What if you cut your finger, and we get it?
She shouted at me. It’s like going to bed and waking up to the realization that someone has put a big cloud over your life.”
“
Awwww Layla. I’m so sorry that they treated you like that. But you have to be strong. You have to. And you have to pray. That’s the only way that you’ll get through this. People will come around. Trust me”
“That’s easier said than done.” She sniffs. “People are so cruel and it could be years before people accept me. This disease could very well have eaten me alive by then.”
“Layla I think that you should really consider visiting the support group your doctor recommended”
“Why? There is nothing that no one can say to me that will change the way people treat me. Talking to
someone is not going to change anything. It’s like I’m being haunted. Why didn’t God just take my life too?”
“God hasn’t taken your life for a reason. Because your life is a testimony and you can help others. I agree that a support group can’t change the way people treat you. Some people are cruel and that’s just the way they are. But the support group could help you learn how to cope with those
type of people. Another plus about the support group is it will be beneficial for you to interact with other people living with HIV. Because they know and understand the different challenges you face every day.”
“I’ll think about it.”
“Give me a hug” I say, and squeeze her. When she hugs me back I realize how much weight she’s lost and my heart aches for her. Pulling back, I suggest, “Let’s get out of this house”
“I don’t feel like going out”
“Come on, let’s go get our feet done. Let’s go grab an ice cream. Let’s do some things that you once loved to do”
“ I just want to stay right here
” She says. “Maybe another day”
“Okay, well, whenever you want to get out and have some fun you just let me know”
“I will”
“I love you sis”
“I love you too” She says and curls back up on the sofa.

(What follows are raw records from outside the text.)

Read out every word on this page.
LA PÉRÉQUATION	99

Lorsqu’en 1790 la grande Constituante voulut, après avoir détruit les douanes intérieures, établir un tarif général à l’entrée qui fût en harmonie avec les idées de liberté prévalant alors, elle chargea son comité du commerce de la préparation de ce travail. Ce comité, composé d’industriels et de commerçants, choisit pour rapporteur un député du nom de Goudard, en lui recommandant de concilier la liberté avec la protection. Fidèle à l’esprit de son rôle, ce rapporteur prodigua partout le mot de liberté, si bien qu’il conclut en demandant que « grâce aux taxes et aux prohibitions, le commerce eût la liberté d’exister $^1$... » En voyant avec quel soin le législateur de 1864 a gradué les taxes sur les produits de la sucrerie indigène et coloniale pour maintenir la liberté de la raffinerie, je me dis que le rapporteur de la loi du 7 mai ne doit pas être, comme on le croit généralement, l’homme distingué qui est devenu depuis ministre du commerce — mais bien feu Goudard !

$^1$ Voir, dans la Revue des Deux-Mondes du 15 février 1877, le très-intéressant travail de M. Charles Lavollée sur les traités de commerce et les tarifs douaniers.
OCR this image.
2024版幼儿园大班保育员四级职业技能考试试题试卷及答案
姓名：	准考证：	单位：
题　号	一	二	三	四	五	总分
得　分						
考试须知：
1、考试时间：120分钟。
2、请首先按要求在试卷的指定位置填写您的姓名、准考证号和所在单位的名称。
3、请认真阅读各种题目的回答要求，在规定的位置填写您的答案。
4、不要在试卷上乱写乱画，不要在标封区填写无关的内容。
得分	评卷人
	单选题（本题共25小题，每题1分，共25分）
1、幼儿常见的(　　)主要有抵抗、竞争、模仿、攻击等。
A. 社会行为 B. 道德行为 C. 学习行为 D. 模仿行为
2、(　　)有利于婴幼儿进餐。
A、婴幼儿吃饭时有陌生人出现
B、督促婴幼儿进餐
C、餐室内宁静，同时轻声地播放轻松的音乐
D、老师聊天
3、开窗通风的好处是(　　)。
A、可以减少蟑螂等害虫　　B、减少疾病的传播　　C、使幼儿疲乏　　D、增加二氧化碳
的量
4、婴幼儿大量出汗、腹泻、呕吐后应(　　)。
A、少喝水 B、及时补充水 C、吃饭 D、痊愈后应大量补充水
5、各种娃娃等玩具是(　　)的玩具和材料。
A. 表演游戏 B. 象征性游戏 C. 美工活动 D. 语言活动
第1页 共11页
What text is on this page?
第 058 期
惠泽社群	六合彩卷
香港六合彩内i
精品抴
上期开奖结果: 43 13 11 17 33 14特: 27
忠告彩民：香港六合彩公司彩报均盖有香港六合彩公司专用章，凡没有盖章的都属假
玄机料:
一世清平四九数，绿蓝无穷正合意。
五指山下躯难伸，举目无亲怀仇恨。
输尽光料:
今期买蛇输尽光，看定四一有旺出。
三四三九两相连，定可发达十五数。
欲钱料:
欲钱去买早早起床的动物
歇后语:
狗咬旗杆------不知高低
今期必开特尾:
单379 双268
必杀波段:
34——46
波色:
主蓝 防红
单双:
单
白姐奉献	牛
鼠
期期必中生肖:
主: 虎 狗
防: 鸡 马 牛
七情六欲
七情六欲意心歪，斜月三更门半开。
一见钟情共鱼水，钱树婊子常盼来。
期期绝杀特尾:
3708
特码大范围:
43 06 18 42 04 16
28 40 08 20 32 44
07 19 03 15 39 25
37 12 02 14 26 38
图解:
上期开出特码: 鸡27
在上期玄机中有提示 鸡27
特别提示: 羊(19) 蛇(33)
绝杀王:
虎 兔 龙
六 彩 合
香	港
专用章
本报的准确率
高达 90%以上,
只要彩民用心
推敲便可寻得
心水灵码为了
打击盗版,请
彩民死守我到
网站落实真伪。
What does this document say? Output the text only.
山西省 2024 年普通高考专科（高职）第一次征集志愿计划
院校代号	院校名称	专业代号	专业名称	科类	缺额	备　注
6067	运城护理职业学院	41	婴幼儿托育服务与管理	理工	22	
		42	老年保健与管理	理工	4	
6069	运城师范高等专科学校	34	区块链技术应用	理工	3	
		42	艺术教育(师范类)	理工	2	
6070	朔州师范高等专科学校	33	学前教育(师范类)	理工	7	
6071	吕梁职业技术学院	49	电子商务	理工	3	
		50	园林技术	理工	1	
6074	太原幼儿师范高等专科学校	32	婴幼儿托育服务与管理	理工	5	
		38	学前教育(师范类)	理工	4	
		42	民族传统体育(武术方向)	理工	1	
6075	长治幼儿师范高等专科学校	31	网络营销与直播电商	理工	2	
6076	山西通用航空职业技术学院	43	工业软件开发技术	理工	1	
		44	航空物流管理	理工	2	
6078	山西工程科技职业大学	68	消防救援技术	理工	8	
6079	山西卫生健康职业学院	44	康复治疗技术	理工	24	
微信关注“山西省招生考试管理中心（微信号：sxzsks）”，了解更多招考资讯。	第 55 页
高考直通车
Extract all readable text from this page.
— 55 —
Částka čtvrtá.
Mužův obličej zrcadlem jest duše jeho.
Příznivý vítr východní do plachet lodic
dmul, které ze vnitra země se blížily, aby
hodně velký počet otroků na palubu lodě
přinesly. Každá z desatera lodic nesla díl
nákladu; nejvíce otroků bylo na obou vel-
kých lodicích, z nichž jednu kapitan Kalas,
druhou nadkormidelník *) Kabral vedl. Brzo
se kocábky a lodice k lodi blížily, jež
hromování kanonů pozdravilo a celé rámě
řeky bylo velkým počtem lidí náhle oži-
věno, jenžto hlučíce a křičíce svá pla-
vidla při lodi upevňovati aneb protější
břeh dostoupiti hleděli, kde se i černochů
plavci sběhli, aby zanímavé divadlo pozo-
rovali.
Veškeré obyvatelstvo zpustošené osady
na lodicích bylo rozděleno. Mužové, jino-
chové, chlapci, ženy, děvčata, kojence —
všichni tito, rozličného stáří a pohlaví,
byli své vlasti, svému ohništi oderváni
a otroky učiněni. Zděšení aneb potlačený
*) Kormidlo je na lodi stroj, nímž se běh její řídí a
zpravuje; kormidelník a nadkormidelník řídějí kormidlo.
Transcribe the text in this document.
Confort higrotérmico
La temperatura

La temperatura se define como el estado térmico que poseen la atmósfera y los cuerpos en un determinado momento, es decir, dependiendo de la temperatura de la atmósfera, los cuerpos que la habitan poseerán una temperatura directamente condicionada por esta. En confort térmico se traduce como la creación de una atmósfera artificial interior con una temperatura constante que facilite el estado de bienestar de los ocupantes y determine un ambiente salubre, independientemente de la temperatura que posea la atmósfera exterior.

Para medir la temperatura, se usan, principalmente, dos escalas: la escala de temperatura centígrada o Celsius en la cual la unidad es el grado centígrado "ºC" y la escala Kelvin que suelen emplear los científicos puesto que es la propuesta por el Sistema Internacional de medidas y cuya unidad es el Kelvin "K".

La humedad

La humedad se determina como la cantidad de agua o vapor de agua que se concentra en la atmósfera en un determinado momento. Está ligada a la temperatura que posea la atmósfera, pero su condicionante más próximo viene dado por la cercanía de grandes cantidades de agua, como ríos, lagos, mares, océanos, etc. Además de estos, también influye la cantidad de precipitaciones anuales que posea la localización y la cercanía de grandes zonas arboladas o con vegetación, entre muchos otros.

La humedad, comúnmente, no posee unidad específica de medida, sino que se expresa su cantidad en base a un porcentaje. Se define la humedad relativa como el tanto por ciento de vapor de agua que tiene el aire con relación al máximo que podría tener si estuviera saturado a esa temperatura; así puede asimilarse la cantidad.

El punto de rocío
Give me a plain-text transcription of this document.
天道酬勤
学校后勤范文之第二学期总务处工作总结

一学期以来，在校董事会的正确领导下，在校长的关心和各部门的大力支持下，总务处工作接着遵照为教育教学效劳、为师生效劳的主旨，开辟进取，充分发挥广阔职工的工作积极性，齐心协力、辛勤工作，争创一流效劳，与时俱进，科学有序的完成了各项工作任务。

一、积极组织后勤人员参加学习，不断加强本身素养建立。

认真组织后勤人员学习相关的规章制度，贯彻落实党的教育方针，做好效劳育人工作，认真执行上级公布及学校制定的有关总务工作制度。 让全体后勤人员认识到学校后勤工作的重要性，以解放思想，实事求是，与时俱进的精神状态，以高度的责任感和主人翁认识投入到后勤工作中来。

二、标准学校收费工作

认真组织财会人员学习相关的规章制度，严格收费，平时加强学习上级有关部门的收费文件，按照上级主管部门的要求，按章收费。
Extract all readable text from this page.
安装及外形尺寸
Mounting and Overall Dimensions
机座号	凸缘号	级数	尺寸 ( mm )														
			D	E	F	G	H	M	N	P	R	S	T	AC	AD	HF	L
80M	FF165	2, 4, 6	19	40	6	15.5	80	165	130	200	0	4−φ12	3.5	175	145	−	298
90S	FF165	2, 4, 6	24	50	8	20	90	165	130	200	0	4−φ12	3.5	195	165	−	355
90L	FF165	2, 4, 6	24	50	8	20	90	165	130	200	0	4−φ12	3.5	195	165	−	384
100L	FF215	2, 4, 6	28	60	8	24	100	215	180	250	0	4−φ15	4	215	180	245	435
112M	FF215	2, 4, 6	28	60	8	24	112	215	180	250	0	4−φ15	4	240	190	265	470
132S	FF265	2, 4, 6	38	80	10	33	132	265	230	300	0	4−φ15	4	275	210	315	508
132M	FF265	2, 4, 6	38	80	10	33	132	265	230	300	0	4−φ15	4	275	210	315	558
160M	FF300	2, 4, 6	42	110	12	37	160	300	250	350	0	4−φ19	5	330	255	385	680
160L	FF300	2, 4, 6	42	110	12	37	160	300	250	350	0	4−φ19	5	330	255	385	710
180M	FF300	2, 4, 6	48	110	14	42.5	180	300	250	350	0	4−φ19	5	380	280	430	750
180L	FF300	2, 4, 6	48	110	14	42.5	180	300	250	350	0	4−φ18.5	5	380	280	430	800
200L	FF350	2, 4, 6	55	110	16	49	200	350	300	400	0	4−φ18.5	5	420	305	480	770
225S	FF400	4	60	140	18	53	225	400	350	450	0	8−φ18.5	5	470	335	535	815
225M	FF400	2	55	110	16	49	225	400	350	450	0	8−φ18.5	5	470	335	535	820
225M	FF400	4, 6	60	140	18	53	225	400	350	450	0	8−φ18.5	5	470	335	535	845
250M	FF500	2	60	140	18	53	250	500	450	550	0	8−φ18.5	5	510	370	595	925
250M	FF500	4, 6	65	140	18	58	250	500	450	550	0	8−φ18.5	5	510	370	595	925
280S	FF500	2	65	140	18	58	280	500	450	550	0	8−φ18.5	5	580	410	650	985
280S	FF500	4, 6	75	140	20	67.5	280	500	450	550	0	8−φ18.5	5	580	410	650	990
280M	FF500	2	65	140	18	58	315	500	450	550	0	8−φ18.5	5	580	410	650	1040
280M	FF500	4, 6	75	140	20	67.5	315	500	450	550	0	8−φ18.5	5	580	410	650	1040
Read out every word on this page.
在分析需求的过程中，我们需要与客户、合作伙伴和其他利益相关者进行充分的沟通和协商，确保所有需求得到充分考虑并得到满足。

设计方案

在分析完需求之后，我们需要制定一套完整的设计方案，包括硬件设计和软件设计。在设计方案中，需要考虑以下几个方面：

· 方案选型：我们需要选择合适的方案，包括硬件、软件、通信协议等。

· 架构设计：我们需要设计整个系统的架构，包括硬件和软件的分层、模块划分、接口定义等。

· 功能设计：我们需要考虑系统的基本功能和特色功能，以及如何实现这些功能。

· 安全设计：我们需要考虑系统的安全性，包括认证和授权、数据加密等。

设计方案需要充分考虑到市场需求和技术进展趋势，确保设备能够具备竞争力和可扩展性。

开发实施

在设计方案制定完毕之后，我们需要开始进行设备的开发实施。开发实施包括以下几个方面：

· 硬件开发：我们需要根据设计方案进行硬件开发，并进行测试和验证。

My feet are killing me. I kick off my stilettos and head into my bedroom. I feel so sorry for my sister. I wish I could do more. When she’s like this I feel so helpless.
****
I’m running on the treadmill when my mobile vibrates. It’s Harold. I’ve been dying
to hear his voice all day long. We’ve talked every night since we met at church and for the most part, he’s definitely someone I could get use too.
I turn off the treadmill and answer. “ Hello” I say in my sexy voice.